Protection des droits de l'homme lorsqu'on combat le terrorisme
Nomination d'un Rapporteur spécial pour les droits de l'homme
Le 21 avril 2005, la Commission des droits de l'homme a nommé un Rapporteur spécial pour la promotion et la protection des droits de l'homme et des libertés fondamentales dans le cadre de la lutte antiterroriste, et ce pour une période de trois ans.
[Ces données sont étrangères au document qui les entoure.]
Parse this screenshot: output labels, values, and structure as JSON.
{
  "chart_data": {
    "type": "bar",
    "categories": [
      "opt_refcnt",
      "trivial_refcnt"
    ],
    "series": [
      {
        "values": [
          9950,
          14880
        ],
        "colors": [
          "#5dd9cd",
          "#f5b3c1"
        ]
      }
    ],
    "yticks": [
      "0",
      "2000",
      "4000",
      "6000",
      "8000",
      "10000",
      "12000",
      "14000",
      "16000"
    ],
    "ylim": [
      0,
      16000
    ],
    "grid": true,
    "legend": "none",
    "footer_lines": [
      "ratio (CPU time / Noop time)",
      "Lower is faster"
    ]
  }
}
En créant ce poste, les Etats Membres reconnaissent de façon claire et concrète combien il est important que le respect des engagements en faveur des droits de l'homme fasse partie intégrante de la lutte internationale contre le terrorisme.
La question du terrorisme et des droits de l'homme est depuis longtemps un sujet d'inquiétude pour le programme des droits de l'homme des Nations Unies, mais elle s'est faite plus urgente après l'attentat du 11 septembre 2001, avec la recrudescence d'actes terroristes dans le monde entier. Tout en condamnant ceux-ci sans équivoque et en reconnaissant qu'il est du devoir des Etats de protéger du terrorisme ceux qui vivent sous leur juridiction, l'ONU considère aussi comme prioritaire la question de la protection des droits de l'homme dans le contexte des mesures antiterroristes. Le Secrétaire général, le Haut Commissaire aux droits de l'homme et d'autres membres du système onusien ont exprimé avec emphase que les normes des droits de l'homme doivent être rigoureusement respectées.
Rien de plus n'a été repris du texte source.